Cicely murmured in French as she went to her daughter.

“No, no, no. I made it just like every morning. The sandwich, the fruit, the chips he likes. And I made the chocolate like you taught me, Maman. He loves it. Right here, right here.” She spread her hands. “I made the chocolate.”

“Lissy.” Cicely laid her hands on her daughter’s damp cheeks. “Don’t do this.”

“Lissette, did you make the drink in a black insulated thermos?”

“Yes, yes.” Lissette leaned against her mother. “The jumbo-sized go-cup. With his name on it. I gave it to him when he started at the school, a little gift, and the black lunch bag.”

“This is what he’d normally carry to school?”
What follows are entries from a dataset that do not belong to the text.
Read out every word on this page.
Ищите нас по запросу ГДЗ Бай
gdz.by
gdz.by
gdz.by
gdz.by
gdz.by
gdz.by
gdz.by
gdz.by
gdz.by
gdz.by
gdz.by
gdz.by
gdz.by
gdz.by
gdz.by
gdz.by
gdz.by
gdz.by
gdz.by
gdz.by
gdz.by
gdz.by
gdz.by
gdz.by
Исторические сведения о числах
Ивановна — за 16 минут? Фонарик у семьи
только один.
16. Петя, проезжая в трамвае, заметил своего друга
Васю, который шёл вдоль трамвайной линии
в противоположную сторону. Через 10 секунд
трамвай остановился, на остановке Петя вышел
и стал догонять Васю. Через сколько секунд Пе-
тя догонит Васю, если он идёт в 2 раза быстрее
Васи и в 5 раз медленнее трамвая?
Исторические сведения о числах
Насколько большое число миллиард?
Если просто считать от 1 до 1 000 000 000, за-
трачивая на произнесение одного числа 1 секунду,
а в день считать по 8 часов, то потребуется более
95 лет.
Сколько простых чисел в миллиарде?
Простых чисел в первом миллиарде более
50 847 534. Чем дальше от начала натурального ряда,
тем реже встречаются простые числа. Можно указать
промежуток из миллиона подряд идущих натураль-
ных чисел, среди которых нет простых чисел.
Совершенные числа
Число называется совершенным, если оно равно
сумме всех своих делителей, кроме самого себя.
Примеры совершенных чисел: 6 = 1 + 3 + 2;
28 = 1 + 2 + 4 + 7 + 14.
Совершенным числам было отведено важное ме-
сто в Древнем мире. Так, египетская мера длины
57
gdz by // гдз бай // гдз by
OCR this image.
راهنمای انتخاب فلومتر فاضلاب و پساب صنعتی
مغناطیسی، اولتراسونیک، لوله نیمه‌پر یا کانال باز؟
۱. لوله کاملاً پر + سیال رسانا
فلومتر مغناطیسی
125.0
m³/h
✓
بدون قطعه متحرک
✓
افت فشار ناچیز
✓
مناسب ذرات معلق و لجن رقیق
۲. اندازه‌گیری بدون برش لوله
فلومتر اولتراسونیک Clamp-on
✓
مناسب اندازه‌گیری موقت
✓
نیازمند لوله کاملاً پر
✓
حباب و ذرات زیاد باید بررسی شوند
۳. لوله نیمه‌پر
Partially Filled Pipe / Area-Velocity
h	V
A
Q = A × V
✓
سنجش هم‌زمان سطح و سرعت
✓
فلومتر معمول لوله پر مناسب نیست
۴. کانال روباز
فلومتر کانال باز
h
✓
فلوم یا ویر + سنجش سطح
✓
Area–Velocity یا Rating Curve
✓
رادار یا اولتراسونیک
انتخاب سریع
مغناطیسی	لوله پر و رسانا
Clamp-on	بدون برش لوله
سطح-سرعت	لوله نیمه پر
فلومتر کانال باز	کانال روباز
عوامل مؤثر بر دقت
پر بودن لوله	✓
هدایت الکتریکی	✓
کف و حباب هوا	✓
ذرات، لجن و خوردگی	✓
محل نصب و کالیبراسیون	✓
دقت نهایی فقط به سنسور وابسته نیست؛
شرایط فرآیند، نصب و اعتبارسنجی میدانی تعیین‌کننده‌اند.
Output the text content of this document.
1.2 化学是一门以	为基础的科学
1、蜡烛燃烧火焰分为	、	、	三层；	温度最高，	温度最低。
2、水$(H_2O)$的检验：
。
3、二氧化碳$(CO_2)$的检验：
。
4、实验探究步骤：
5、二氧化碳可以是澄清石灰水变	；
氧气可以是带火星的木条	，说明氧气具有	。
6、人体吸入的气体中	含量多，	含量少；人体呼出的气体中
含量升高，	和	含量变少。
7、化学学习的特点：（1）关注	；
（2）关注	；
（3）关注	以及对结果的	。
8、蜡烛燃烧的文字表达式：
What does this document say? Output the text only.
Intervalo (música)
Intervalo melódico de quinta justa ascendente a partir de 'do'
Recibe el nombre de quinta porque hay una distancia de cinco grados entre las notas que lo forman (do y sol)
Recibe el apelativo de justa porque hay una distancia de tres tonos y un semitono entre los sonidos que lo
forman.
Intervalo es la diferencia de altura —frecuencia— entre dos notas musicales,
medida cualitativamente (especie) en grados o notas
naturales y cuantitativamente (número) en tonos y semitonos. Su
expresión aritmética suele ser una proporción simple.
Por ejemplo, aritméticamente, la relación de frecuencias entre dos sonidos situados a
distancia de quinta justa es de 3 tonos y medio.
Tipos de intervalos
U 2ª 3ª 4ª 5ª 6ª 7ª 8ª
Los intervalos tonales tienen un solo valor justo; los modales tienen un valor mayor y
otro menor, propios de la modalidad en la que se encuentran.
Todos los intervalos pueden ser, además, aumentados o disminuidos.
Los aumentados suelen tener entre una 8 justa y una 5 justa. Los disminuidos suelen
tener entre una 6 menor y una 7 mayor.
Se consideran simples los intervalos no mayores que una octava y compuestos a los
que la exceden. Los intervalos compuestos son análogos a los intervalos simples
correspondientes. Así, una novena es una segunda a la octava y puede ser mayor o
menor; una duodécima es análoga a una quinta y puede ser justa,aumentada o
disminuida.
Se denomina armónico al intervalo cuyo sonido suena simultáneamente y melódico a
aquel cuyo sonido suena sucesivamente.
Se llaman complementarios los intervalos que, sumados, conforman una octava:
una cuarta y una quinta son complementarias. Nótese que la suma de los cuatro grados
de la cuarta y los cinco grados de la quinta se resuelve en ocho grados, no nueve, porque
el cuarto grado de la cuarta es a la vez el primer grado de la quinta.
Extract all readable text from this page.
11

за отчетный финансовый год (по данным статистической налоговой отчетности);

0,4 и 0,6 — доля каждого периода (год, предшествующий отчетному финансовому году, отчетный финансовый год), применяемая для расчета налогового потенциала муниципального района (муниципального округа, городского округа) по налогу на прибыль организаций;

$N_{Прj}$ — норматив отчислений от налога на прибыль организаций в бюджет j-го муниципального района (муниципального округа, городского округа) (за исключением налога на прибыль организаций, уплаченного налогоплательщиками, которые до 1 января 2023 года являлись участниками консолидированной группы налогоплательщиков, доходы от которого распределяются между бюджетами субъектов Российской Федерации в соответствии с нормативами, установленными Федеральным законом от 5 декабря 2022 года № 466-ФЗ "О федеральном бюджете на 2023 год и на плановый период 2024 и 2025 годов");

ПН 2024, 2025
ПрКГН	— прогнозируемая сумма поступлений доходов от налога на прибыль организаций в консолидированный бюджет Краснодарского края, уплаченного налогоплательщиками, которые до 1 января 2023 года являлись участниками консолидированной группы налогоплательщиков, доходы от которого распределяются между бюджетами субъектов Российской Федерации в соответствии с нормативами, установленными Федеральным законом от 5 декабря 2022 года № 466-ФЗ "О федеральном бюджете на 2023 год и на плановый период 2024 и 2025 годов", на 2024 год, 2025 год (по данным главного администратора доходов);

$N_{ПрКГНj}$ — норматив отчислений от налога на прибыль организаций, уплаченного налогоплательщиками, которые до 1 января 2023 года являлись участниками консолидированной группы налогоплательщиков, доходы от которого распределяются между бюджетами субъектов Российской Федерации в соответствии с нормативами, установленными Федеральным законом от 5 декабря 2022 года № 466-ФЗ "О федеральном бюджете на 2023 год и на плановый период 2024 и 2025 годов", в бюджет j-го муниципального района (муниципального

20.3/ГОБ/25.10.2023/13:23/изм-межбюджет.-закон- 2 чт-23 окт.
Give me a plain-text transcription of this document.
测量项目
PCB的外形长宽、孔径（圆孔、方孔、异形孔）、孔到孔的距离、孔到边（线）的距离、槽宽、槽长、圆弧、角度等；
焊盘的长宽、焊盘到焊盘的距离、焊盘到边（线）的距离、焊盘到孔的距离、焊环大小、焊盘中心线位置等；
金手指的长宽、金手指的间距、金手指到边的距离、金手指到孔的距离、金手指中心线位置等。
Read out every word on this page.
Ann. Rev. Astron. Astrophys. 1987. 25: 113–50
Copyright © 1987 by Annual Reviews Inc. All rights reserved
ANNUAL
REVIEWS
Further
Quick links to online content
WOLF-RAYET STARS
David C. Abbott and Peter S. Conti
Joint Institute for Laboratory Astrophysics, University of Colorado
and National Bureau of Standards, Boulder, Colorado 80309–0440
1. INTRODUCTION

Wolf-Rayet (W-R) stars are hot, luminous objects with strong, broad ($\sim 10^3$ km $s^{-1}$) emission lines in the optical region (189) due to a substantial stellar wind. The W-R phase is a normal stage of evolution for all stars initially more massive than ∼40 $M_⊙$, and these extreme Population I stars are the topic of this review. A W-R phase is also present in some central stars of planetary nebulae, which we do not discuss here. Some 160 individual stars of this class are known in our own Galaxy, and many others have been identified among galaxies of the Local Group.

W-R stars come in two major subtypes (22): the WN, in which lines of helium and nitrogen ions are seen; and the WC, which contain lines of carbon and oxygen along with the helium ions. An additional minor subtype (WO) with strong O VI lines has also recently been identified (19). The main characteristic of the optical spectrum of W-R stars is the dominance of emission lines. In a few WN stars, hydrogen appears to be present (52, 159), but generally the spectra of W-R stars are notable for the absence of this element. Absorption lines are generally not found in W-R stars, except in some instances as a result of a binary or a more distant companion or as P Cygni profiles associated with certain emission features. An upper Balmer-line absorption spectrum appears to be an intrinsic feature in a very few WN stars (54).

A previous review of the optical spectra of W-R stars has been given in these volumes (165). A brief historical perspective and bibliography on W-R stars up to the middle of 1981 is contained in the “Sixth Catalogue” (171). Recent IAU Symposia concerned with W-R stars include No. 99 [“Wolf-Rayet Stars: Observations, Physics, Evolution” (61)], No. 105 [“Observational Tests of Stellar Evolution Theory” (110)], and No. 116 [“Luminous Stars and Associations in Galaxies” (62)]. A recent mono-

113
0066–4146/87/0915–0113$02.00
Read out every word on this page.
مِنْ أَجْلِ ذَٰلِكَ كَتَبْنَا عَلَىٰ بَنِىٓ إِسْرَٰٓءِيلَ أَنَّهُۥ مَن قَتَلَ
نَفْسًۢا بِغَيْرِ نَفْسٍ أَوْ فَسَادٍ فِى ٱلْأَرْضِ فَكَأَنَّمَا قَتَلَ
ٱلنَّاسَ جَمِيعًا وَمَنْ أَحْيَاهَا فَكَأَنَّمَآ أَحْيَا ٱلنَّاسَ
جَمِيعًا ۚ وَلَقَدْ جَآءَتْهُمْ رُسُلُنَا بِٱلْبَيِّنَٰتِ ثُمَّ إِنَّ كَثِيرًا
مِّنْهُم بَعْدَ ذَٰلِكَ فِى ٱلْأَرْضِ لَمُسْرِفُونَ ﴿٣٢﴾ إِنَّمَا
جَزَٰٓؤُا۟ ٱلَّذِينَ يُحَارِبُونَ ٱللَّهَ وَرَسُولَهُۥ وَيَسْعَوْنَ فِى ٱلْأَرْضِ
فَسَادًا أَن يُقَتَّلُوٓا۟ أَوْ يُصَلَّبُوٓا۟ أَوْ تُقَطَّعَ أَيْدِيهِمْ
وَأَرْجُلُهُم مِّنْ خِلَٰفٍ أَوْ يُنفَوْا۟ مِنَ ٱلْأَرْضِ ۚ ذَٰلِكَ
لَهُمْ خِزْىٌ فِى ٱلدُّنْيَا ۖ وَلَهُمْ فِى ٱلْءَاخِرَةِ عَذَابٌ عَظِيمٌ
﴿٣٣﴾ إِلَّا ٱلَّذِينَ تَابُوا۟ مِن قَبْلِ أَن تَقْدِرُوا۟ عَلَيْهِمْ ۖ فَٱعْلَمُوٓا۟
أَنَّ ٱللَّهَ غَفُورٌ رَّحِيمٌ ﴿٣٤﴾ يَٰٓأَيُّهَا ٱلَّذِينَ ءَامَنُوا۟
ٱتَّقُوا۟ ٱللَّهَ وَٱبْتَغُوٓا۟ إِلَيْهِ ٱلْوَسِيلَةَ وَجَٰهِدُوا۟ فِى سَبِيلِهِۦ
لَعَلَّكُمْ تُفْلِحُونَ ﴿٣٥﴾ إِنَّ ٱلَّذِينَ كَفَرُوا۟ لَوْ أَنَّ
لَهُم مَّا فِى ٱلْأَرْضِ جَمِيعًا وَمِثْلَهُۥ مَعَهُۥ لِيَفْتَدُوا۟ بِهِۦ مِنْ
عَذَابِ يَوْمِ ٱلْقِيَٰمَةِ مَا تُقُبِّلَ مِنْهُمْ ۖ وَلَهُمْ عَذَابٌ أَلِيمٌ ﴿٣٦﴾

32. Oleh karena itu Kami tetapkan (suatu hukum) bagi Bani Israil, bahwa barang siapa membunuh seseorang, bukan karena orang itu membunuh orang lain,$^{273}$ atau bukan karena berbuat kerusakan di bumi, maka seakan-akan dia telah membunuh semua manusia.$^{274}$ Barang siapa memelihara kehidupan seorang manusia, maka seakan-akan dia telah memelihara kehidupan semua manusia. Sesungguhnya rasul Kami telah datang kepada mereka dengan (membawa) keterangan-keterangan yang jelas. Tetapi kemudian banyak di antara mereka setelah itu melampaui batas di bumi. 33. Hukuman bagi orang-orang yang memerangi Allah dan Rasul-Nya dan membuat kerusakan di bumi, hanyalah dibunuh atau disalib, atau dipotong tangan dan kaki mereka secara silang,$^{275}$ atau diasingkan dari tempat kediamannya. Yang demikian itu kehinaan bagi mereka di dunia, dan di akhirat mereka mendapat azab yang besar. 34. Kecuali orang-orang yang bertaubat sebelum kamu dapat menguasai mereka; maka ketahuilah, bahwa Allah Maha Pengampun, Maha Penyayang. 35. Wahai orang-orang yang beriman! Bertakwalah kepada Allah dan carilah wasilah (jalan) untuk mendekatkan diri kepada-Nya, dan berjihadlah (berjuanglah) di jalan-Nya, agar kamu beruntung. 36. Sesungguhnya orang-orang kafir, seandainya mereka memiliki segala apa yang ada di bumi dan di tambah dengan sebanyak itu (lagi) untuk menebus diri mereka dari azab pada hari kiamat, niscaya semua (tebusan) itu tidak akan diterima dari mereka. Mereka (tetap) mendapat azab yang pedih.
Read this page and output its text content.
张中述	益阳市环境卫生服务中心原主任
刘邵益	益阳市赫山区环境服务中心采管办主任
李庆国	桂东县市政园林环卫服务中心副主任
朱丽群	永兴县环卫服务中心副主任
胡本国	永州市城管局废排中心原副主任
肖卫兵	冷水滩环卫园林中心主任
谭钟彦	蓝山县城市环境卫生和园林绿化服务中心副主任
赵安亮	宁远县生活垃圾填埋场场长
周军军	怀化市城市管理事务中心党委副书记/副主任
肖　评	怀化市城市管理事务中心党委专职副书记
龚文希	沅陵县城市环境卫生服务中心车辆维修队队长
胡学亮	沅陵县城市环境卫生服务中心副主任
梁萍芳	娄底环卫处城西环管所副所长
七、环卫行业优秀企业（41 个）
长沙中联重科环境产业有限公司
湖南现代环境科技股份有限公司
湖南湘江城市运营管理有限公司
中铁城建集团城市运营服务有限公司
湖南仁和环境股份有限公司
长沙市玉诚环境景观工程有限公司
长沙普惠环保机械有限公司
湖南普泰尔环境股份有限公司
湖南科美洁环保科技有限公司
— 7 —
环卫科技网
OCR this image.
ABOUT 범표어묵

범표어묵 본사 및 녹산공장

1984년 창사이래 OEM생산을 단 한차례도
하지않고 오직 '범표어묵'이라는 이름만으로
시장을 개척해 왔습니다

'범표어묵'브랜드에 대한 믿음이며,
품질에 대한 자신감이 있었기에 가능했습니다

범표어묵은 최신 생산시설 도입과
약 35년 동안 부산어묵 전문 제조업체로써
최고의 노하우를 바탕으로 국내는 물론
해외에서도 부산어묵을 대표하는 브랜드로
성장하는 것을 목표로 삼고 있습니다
“Every day, yes. Every day. What difference does it make?”

“It’s just details,” Eve said easily. “We’re investigating both how and why this was done, so details matter. We’d like to look through your apartment.”

“Why?” Lissette stared down at her hands. “Why would anyone hurt Craig?”

“I don’t have answers for you at this time.”

“You want to look through our things because it will help you find the answers?”

“Yes.”

“Look at anything, at everything. He has more at the school. On his computer there, in his desk there. Do whatever you need to do. I don’t want to watch. I don’t want to watch while you go through our things. Can we go out?”

“Yes, of course.”

“Maman, we’ll go out, and let them…Maman, someone killed Craig. Maman.”